Women’s bodies are not foddered for your entertainment; women’s bodies do not exist for you. Not for your viewing pleasure, not to sensationalize your think pieces, not to sub in when you have no other original thoughts rattling around in your head.

Women’s bodies and our looks are not tied to our worth.

Who told you it was a good idea to start writing about women like this? Who gave your obviously sexist article the stamp of approval and set it live? They did you a disservice, dude. Unless you grow ovaries sometime in the near future, please refrain from writing about women’s bodies in a way that is marginalizing and, quite frankly, gross.

Women can do whatever they want with their bodies. You cannot do whatever you want with women’s bodies, and speaking about them like this makes you seem predatory. It feels like a violation. You see how that works?

I’m not saying there aren’t any male journalists who write about women with the respect they deserve and who direct the focus of their think pieces where it belongs: On women’s talents and contributions to the entertainment industry.

More:Kit Harington is taking a stance on Hollywood’s sexism against… men?

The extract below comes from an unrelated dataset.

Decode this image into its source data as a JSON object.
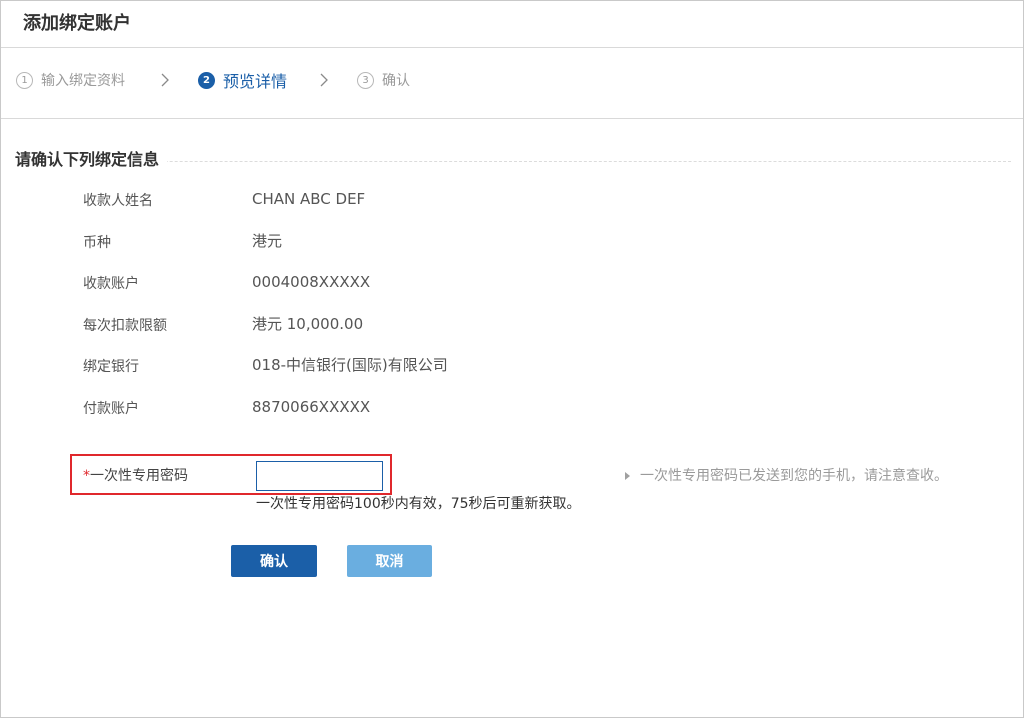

And I’m not saying male journalists shouldn’t write about women at all. The respectful ones I just described are doing a damn good job of it.

In fact, I encourage men to write about women in Hollywood from an allied perspective — we need more men taking a firm stance against pressing social issues that women struggle with like ageism and gendered double standards.

What we don’t need are any more Tavanas, Gleibermans and Cohens churning out ill-conceived sexist think pieces.